Release Overview for 1.0.3
This page contains a high level description of the more notable changes made for release 1.0.3. For full details, see the NEWS files in each module:
Tar Format
Distribution tarballs are now in the POSIX "ustar" format. This supports pathnames longer than 99 characters (which we now have a few instances of in the doxygen generated documentation) and also results in a xapian-core tarball that is about half the size! This format should be readable by any tar program in current use - if your tar program doesn't support it, we'd like to know (but note that the GNU tar tarball is smaller than the size reduction in the xapian-core tarball...)
User Metadata
Xapian now allows you to store arbitrary amounts of "metadata" in the database (currently the flint and inmemory backends support this). The metadata is versioned along with the other database contents.
Matcher Fixes and Enhancements
The lower bound on the number of matching documents for an AND query has been improved in the case where a lot of documents match either side.
If the checkatleast
parameter to Enquire::get_mset()
is used, but there
are fewer results than checkatleast
then MSet::get_matches_lower_bound()
and
MSet::get_matches_upper_bound()
are now always reported as equal.
When sorting by value, and using the checkatleast
parameter to
Enquire::get_mset()
, some potential matches weren't being counted.
Flint backend
The Flint database format has been extended to support user metadata, and each termlist entry is now a byte shorter (before compression). As a result, Xapian 1.0.2 and earlier won't be able to read Xapian 1.0.3 databases. However, Xapian 1.0.3 can read older databases. If you open an older flint database for writing with Xapian 1.0.3, it will be upgraded such that it cannot then be read by Xapian 1.0.2 and earlier.
Zlib compression wasn't being used for the spelling or synonym tables (due
to a typo - Z_DEFAULT_COMPRESSION
where it should be Z_DEFAULT_STRATEGY
).
Flint can now write out changes during a transaction without actually committing them, which means it should no longer be possible to run out of memory by doing an enormous number of operations as a transaction.

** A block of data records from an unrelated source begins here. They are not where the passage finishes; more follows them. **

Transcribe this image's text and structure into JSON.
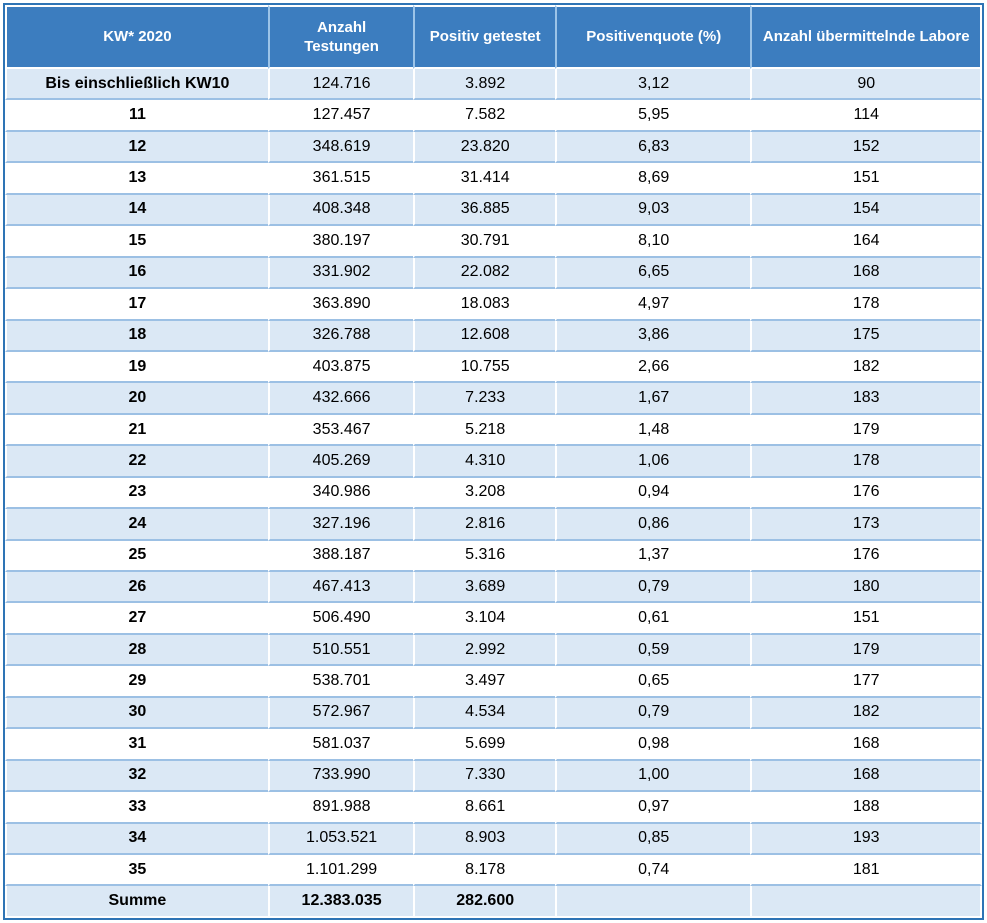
{
  "table": {
    "columns": [
      "KW* 2020",
      "Anzahl Testungen",
      "Positiv getestet",
      "Positivenquote (%)",
      "Anzahl übermittelnde Labore"
    ],
    "rows": [
      [
        "Bis einschließlich KW10",
        "124.716",
        "3.892",
        "3,12",
        "90"
      ],
      [
        "11",
        "127.457",
        "7.582",
        "5,95",
        "114"
      ],
      [
        "12",
        "348.619",
        "23.820",
        "6,83",
        "152"
      ],
      [
        "13",
        "361.515",
        "31.414",
        "8,69",
        "151"
      ],
      [
        "14",
        "408.348",
        "36.885",
        "9,03",
        "154"
      ],
      [
        "15",
        "380.197",
        "30.791",
        "8,10",
        "164"
      ],
      [
        "16",
        "331.902",
        "22.082",
        "6,65",
        "168"
      ],
      [
        "17",
        "363.890",
        "18.083",
        "4,97",
        "178"
      ],
      [
        "18",
        "326.788",
        "12.608",
        "3,86",
        "175"
      ],
      [
        "19",
        "403.875",
        "10.755",
        "2,66",
        "182"
      ],
      [
        "20",
        "432.666",
        "7.233",
        "1,67",
        "183"
      ],
      [
        "21",
        "353.467",
        "5.218",
        "1,48",
        "179"
      ],
      [
        "22",
        "405.269",
        "4.310",
        "1,06",
        "178"
      ],
      [
        "23",
        "340.986",
        "3.208",
        "0,94",
        "176"
      ],
      [
        "24",
        "327.196",
        "2.816",
        "0,86",
        "173"
      ],
      [
        "25",
        "388.187",
        "5.316",
        "1,37",
        "176"
      ],
      [
        "26",
        "467.413",
        "3.689",
        "0,79",
        "180"
      ],
      [
        "27",
        "506.490",
        "3.104",
        "0,61",
        "151"
      ],
      [
        "28",
        "510.551",
        "2.992",
        "0,59",
        "179"
      ],
      [
        "29",
        "538.701",
        "3.497",
        "0,65",
        "177"
      ],
      [
        "30",
        "572.967",
        "4.534",
        "0,79",
        "182"
      ],
      [
        "31",
        "581.037",
        "5.699",
        "0,98",
        "168"
      ],
      [
        "32",
        "733.990",
        "7.330",
        "1,00",
        "168"
      ],
      [
        "33",
        "891.988",
        "8.661",
        "0,97",
        "188"
      ],
      [
        "34",
        "1.053.521",
        "8.903",
        "0,85",
        "193"
      ],
      [
        "35",
        "1.101.299",
        "8.178",
        "0,74",
        "181"
      ]
    ],
    "summary_row": [
      "Summe",
      "12.383.035",
      "282.600",
      "",
      ""
    ]
  },
  "colors": {
    "header_bg": "#3C7DBF",
    "header_text": "#FFFFFF",
    "header_separator": "#9CC4E8",
    "outer_border": "#2E74B5",
    "row_border": "#9CC0E4",
    "band_bg": "#DBE8F5",
    "white_row_bg": "#FFFFFF",
    "text": "#000000"
  }
}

We now check that the length of new terms is at most 245 bytes in
WritableDatabase::add_document()
and WritableDatabase::replace_document()
so you get an error right away rather than when flush() is (explicitly or
implicitly) called.
Flint used to read the value of the environmental variable
XAPIAN_FLUSH_THRESHOLD
when the first WritableDatabase
was opened and would
then cache this value. However the program using Xapian may have changed
it, so we now reread it each time a WritableDatabase
is opened.
Remote Backend
MSet::get_matches_lower_bound()
now gives a correct answer when using the
checkatleast
parameter to Enquire::get_mset()
.
Build System
xapian-config --libs
now gives the correct output when shared libraries
are disabled.
Documentation
We now have a glossary, and a number of other documents have been improved in minor ways.
Omega
omindex
now supports indexing AbiWord documents and TeX DVI files.
omindex
now imposes a 5 minute CPU time limit on external filter programs
to prevent indexing from stalling if an external filter goes into an infinite
loop (e.g. on malformed input).
scriptindex
now correctly reports line numbers for format errors in dump files.
Add $muldiv{A,B,C}
which calculates int(A*B/C)
.
Fixed a bug in the decimal fraction in $size
for files >= 1M in size.
The query template has been overhauled and improved.
xapian-bindings
make uninstall
now removes the loadable module we install for each of
the bindings, and make distcheck
now works. make clean
now
removes class files for Java inner classes and testsuite.pyc
.
PHP
Fixed wrapping of Enquire::set_cutoff() - previously this would only work
if the third parameter was specified and a floating point number (e.g. 0.0
).
Fix errors in example code in the PHP bindings documentation.
Python
ValueRangeProcessor::operator()
is now wrapped as a __call__
method in
Python which takes two strings and returns a 3-tuple (value_number,
modified_begin, modified_end). Previously this always failed with a
type error, so this doesn't break existing code.
The issues with mod_python are now documented.
Ruby
configure
now checks for RUBY_INC
, RUBY_LIB
, and
RUBY_LIB_ARCH
in the environment or on the command-line.
The defaults for RUBY_LIB
and RUBY_LIB_ARCH
are
now the site-specific directories, which is more correct when building
from source.
Tcl
configure
now checks for TCL_LIB
in the environment or on the
command-line to allow installing without root access more cleanly.